Sorprendidos por mi aparente tranquilidad, me miraron un tanto desconcertados. Aquella respuesta rompió su protocolo habitual: por lo general, los rehenes de la UNITA reaccionaban con pánico y lágrimas. Los que podían, intentaban huir. Por unos instantes, los guerrilleros parecieron no saber cómo comportarse. Aquello me llenó de gratitud a Dios por haberme dado tal dominio propio.
Poco a poco comencé a observarlos de cerca. El jefe del grupo parecía amigable y simpático, pero una mordaz frialdad se reflejaba en su rostro. Tiempo después comprobaría que estos combatientes podían ser simples y amables, pero al mismo tiempo muy duros y sin compasión cuando tenían que defender su causa.
La voz de Henda me trajo a la realidad. “Usted tiene que hacer su valija y nosotros la vamos a ayudar. Entonces vendrá con nosotros para ver a nuestro Presidente, quien tiene un mensaje para usted. Ahora, ¡vístase!”, ordenó mientras abría mi placar.
“Ya estoy lista”, les respondí, puesto que me había puesto el jean sobre el pijama.
Los soldados tomaron mis valijas, las pusieron sobre la cama y vaciaron el ropero. ¿Para qué desvalijaban mi cuarto, si se suponía que realizaríamos un viaje corto? Todavía no lograba admitir lo que estaba pasando; no podía vislumbrar la posibilidad de estar abandonado el Bongo para siempre.
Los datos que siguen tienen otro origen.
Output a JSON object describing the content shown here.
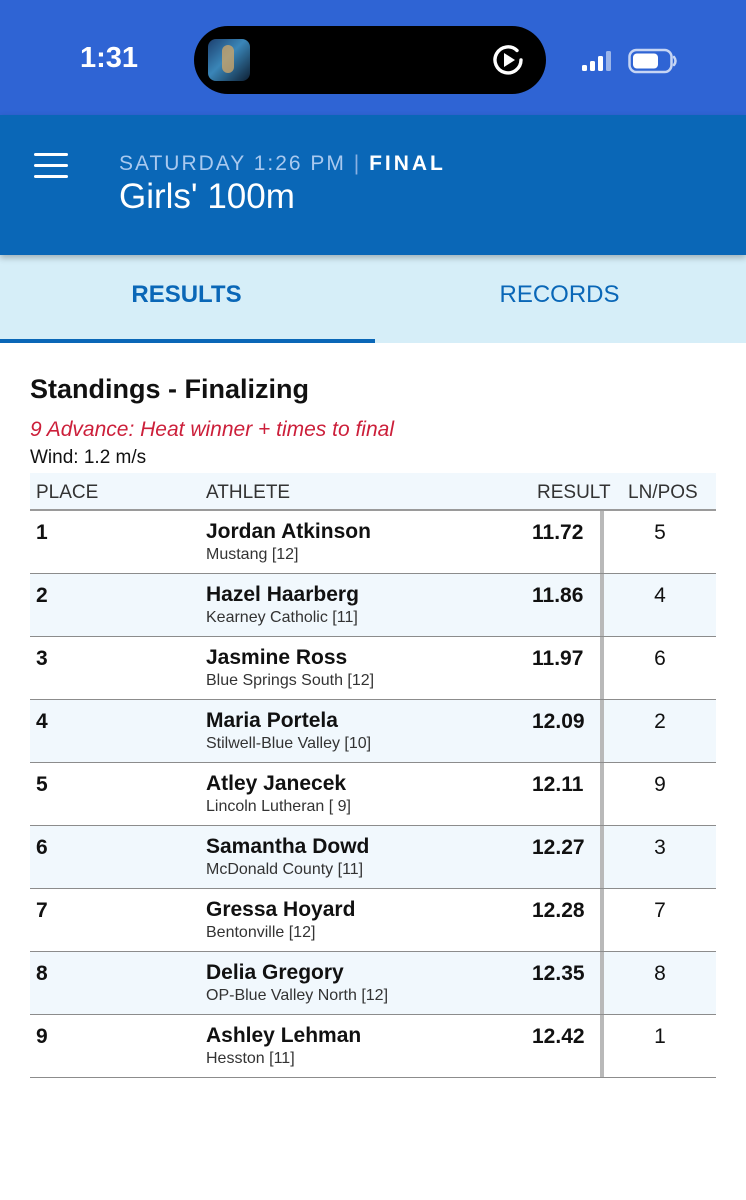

–Oigan, tantas cosas... no son necesarias.
–Sí lo son. Tranquila, con la UNITA nada se pierde; las recibirá cuando lleguemos.
Me volví para ver que un soldado trataba de alcanzar una cajita donde yo guardaba mis útiles de escritorio, le ordené que la dejara donde estaba y él la volvió a colocar en su lugar. Me irritaba ante cada intento de guardar mis cosas y, corriéndolos desde atrás, les decía que no iba a necesitar aquello que querían empacar. En mi mente suponía que cualquiera que fueran las circunstancias, pronto estaría de regreso.
–Vístase. Hace frío afuera –dijo Henda.